There are times when we receive correspondence from the IRS with little nit-picky issues that are easy to resolve and are fairly inconsequential. But, even with these letters many taxpayers get lumps in their throats and butterflies in their stomachs.
Then there are times when those letters from the IRS bring tidings of really serious issues that, if they are left unanswered, can break both a business and business owner. One such issue that is always a threat is unpaid payroll taxes.
Businesses are required to withhold and pay both employer and employee Form 941 payroll taxes to the IRS. Unpaid payroll taxes can result in a business having its bank accounts seized or its accounts receivable from customers frozen.

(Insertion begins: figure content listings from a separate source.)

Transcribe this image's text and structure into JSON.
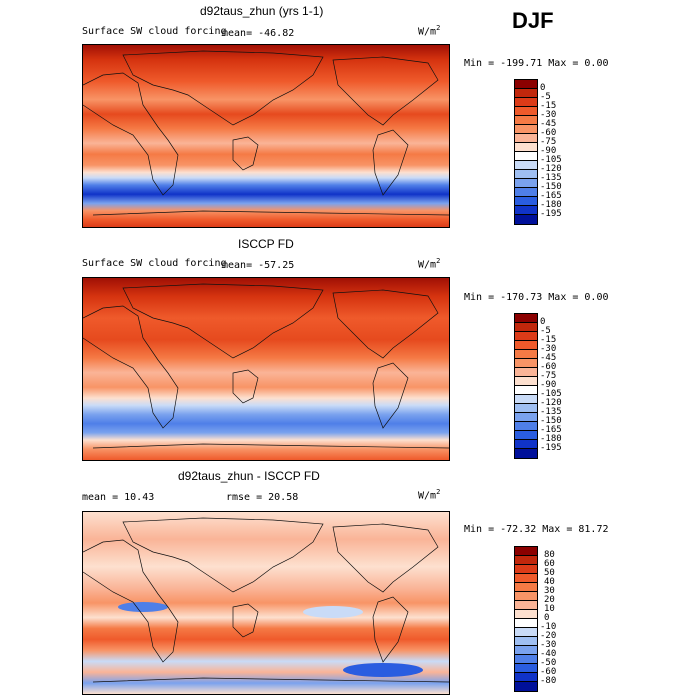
{
  "season": "DJF",
  "panels": [
    {
      "title": "d92taus_zhun (yrs 1-1)",
      "subtitle": "Surface SW cloud forcing",
      "mean_text": "mean=  -46.82",
      "units_base": "W/m",
      "units_exp": "2",
      "minmax": "Min = -199.71 Max =    0.00",
      "colorbar_levels": [
        "0",
        "-5",
        "-15",
        "-30",
        "-45",
        "-60",
        "-75",
        "-90",
        "-105",
        "-120",
        "-135",
        "-150",
        "-165",
        "-180",
        "-195"
      ],
      "colorbar_colors": [
        "#8b0000",
        "#c1270c",
        "#dc3b18",
        "#ef5a2b",
        "#f57a45",
        "#f89466",
        "#fab497",
        "#fde0cf",
        "#ffffff",
        "#c9dbf7",
        "#9fbff2",
        "#7aa2ee",
        "#4f7fe8",
        "#2a5de0",
        "#1033c8",
        "#00109a"
      ]
    },
    {
      "title": "ISCCP FD",
      "subtitle": "Surface SW cloud forcing",
      "mean_text": "mean=  -57.25",
      "units_base": "W/m",
      "units_exp": "2",
      "minmax": "Min = -170.73 Max =    0.00",
      "colorbar_levels": [
        "0",
        "-5",
        "-15",
        "-30",
        "-45",
        "-60",
        "-75",
        "-90",
        "-105",
        "-120",
        "-135",
        "-150",
        "-165",
        "-180",
        "-195"
      ],
      "colorbar_colors": [
        "#8b0000",
        "#c1270c",
        "#dc3b18",
        "#ef5a2b",
        "#f57a45",
        "#f89466",
        "#fab497",
        "#fde0cf",
        "#ffffff",
        "#c9dbf7",
        "#9fbff2",
        "#7aa2ee",
        "#4f7fe8",
        "#2a5de0",
        "#1033c8",
        "#00109a"
      ]
    },
    {
      "title": "d92taus_zhun - ISCCP FD",
      "mean_text": "mean =   10.43",
      "rmse_text": "rmse =   20.58",
      "units_base": "W/m",
      "units_exp": "2",
      "minmax": "Min = -72.32 Max =  81.72",
      "colorbar_levels": [
        "80",
        "60",
        "50",
        "40",
        "30",
        "20",
        "10",
        "0",
        "-10",
        "-20",
        "-30",
        "-40",
        "-50",
        "-60",
        "-80"
      ],
      "colorbar_colors": [
        "#8b0000",
        "#c1270c",
        "#dc3b18",
        "#ef5a2b",
        "#f57a45",
        "#f89466",
        "#fab497",
        "#fde0cf",
        "#ffffff",
        "#c9dbf7",
        "#9fbff2",
        "#7aa2ee",
        "#4f7fe8",
        "#2a5de0",
        "#1033c8",
        "#00109a"
      ]
    }
  ],
  "chart_data": [
    {
      "type": "heatmap",
      "title": "d92taus_zhun (yrs 1-1)",
      "subtitle": "Surface SW cloud forcing",
      "units": "W/m2",
      "mean": -46.82,
      "min": -199.71,
      "max": 0.0,
      "levels": [
        0,
        -5,
        -15,
        -30,
        -45,
        -60,
        -75,
        -90,
        -105,
        -120,
        -135,
        -150,
        -165,
        -180,
        -195
      ]
    },
    {
      "type": "heatmap",
      "title": "ISCCP FD",
      "subtitle": "Surface SW cloud forcing",
      "units": "W/m2",
      "mean": -57.25,
      "min": -170.73,
      "max": 0.0,
      "levels": [
        0,
        -5,
        -15,
        -30,
        -45,
        -60,
        -75,
        -90,
        -105,
        -120,
        -135,
        -150,
        -165,
        -180,
        -195
      ]
    },
    {
      "type": "heatmap",
      "title": "d92taus_zhun - ISCCP FD",
      "units": "W/m2",
      "mean": 10.43,
      "rmse": 20.58,
      "min": -72.32,
      "max": 81.72,
      "levels": [
        80,
        60,
        50,
        40,
        30,
        20,
        10,
        0,
        -10,
        -20,
        -30,
        -40,
        -50,
        -60,
        -80
      ]
    }
  ]
}
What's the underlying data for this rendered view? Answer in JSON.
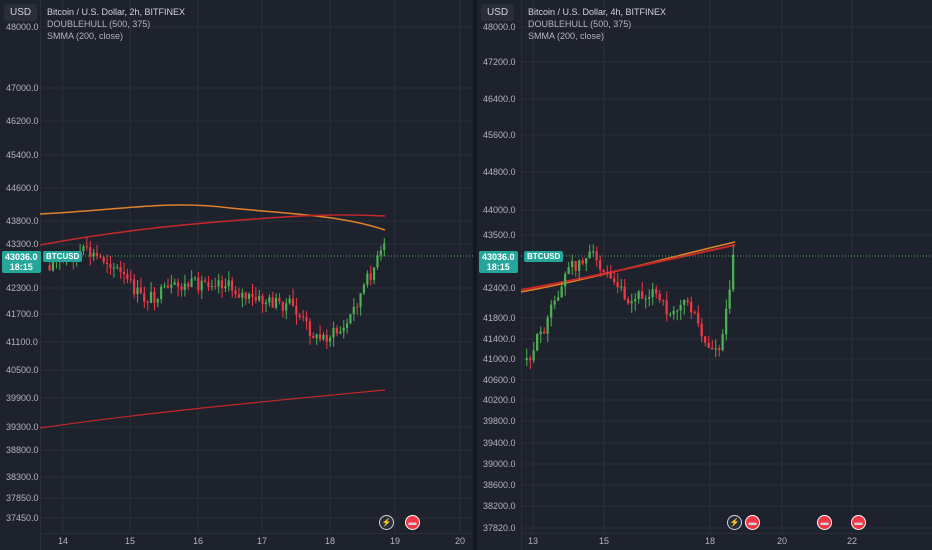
{
  "colors": {
    "background": "#1e222d",
    "up": "#4caf50",
    "down": "#f23645",
    "hull_orange": "#e0822b",
    "hull_red": "#c62828",
    "smma": "#c62828",
    "last_price_tag": "#4caf50"
  },
  "left_chart": {
    "currency_button": "USD",
    "title": "Bitcoin / U.S. Dollar, 2h, BITFINEX",
    "indicator1": "DOUBLEHULL (500, 375)",
    "indicator2": "SMMA (200, close)",
    "y_ticks": [
      "48000.0",
      "47000.0",
      "46200.0",
      "45400.0",
      "44600.0",
      "43800.0",
      "43300.0",
      "42300.0",
      "41700.0",
      "41100.0",
      "40500.0",
      "39900.0",
      "39300.0",
      "38800.0",
      "38300.0",
      "37850.0",
      "37450.0"
    ],
    "x_ticks": [
      "14",
      "15",
      "16",
      "17",
      "18",
      "19",
      "20"
    ],
    "last_price": "43036.0",
    "countdown": "18:15",
    "symbol_tag": "BTCUSD",
    "event_icon": "lightning-icon",
    "flag_icon": "us-flag-icon"
  },
  "right_chart": {
    "currency_button": "USD",
    "title": "Bitcoin / U.S. Dollar, 4h, BITFINEX",
    "indicator1": "DOUBLEHULL (500, 375)",
    "indicator2": "SMMA (200, close)",
    "y_ticks": [
      "48000.0",
      "47200.0",
      "46400.0",
      "45600.0",
      "44800.0",
      "44000.0",
      "43500.0",
      "42400.0",
      "41800.0",
      "41400.0",
      "41000.0",
      "40600.0",
      "40200.0",
      "39800.0",
      "39400.0",
      "39000.0",
      "38600.0",
      "38200.0",
      "37820.0"
    ],
    "x_ticks": [
      "13",
      "15",
      "18",
      "20",
      "22"
    ],
    "last_price": "43036.0",
    "countdown": "18:15",
    "symbol_tag": "BTCUSD",
    "event_icon": "lightning-icon",
    "flag_icon": "us-flag-icon"
  }
}
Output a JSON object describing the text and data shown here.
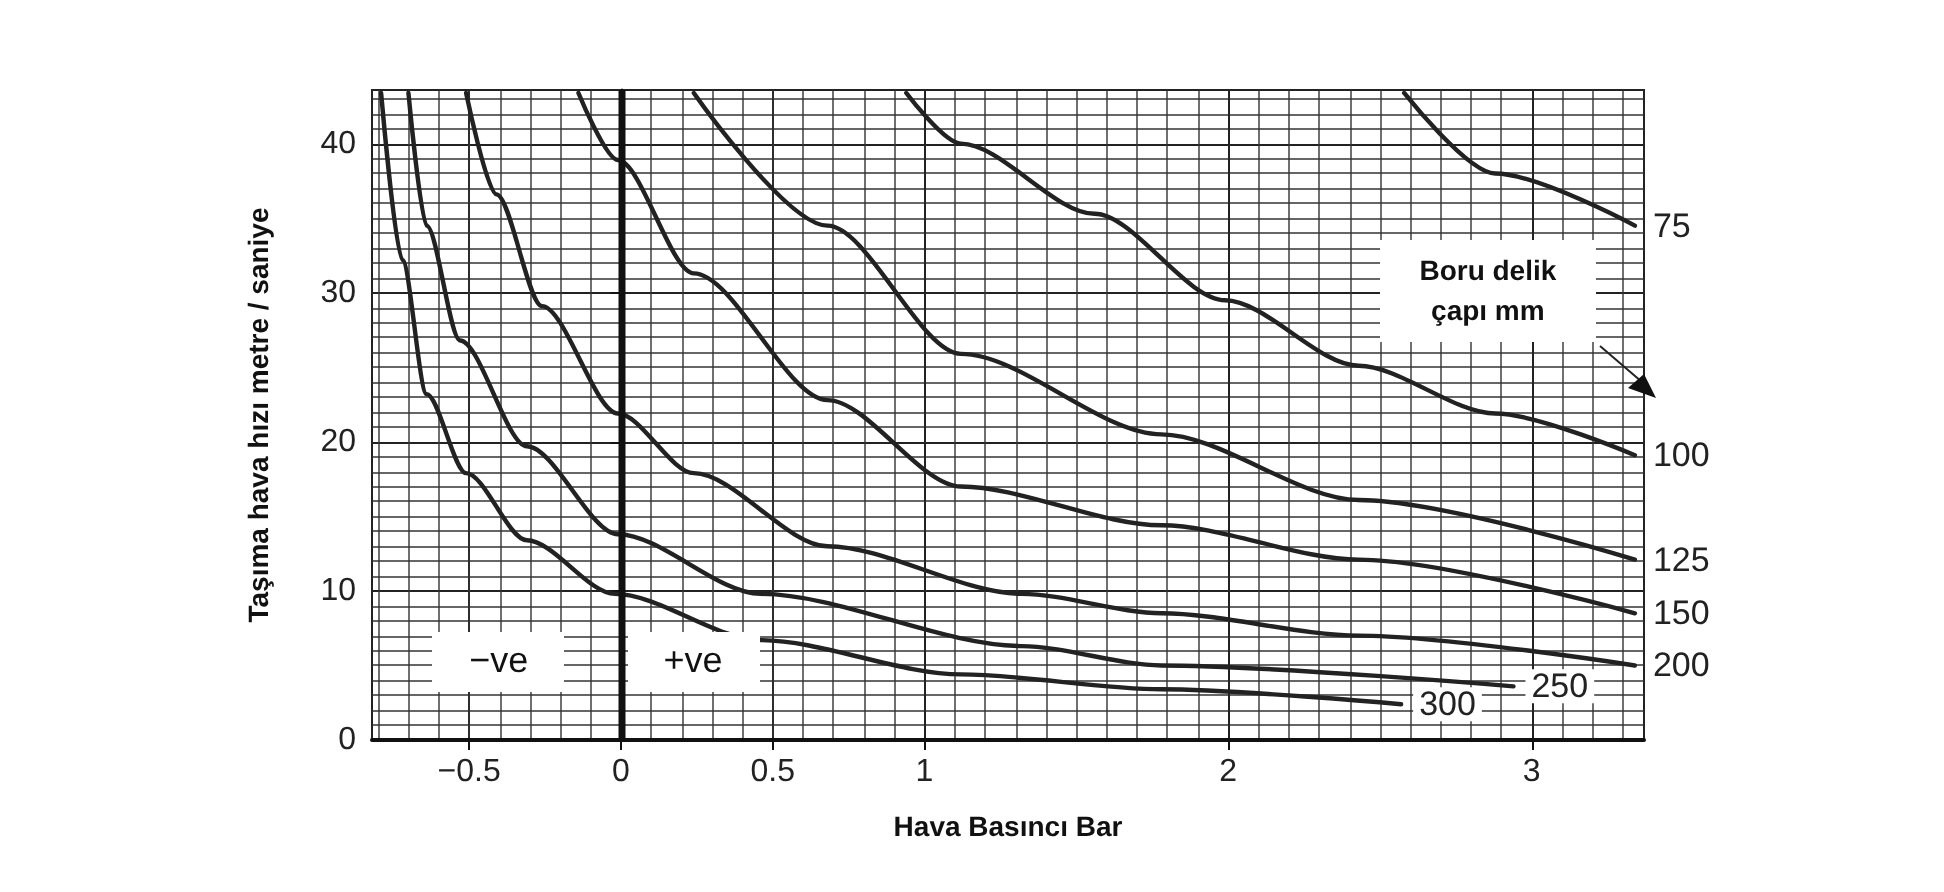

But if there are any payroll taxes unpaid that represent taxes withheld from employees, these taxes are not only a threat to the business, but a threat to the business owner.
Unpaid withholding taxes are also know affectionately by the IRS at "Trust Funds". The special thing about trust funds is that the IRS can collect those taxes not only from the business but also from the individual that is deemed to be a "responsible person" who has negligently used withheld taxes to fund the operations of a business. As far as the IRS is concerned not having enough money to pay employees and taxes both isn't a valid excuse. They just assume if you don't have enough cash to pay both, you should simply pay the employees less to ensure that you have enough cash for the payroll taxes.
But, who is considered a responsible person? IRS Form 4180 is the tool the IRS uses to identify the individual that is subject to personal liability for unpaid 941 taxes. This form is a simple interview form that lists a set of responsibilities and functions that are indicative of control over the decision to not pay the taxes due.
These functions include:
1. The ability to set the financial policies for a business.
2. The ability to direct and authorize the payment of bills.
3. The authorization to open and close bank accounts for the business.
4. The capacity to guarantee or co-sign loans.
5. The authorization to sign checks.
6. The responsibility for authorizing payroll.
7. The responsibility for making federal tax deposits.
8. The responsibility to prepare, review, and sign payroll tax reports.
9. The authorization to hire and fire employees.
The IRS makes its determination of responsibility based upon the overall picture painted concerning an individual and not simply because one or more of the above is answered yes. However, the more yes answers you get, the more likely you are the responsible person.
In addition to identifying the responsible person, the IRS must also determine that the individual operated in that capacity during the time period where the payroll taxes were unpaid. For instance, if a business hires a new CEO or CFO and it is found that payroll taxes were unpaid for periods prior to their hire, these new managers are not liable. The old managers are considered the responsible parties.
After this determination is made, then its the individual's bank accounts and wages that become the targets.
So what can be done to avoid this trauma? The first step is to identify the total payroll taxes due by period and break them down between trust funds and employer taxes. Next, begin paying out the oldest taxes first. But, be sure to identify on the face of the payment checks the tax periods that each covers and the fact that those payments are to be directed to pay trust funds first. A taxpayer has the absolute right to designate payments to cover trust funds first. But, if this designation isn't made, the IRS will be sure and apply the balance to the employer portion.
In addition, it is very important to keep track of all the outstanding periods and update the balances due for each as payments are made. Finally, whenever you receive a notice from the IRS, don't ignore the notice. You would be amazed at how much time you can buy simply through communication. The IRS will respect the fact that you are trying to resolve the issue and will delay collections as long as you are making steady attempts at communicating with them and dealing with the outstanding taxes. But, the best way to get yourself in trouble quick is to just ignore the bad news and try to live like there isn't a problem.
Good luck! And remember, a good plan for dealing with any crisis is always better than just watching the IRS take your stuff after you've lived a nice life in denial.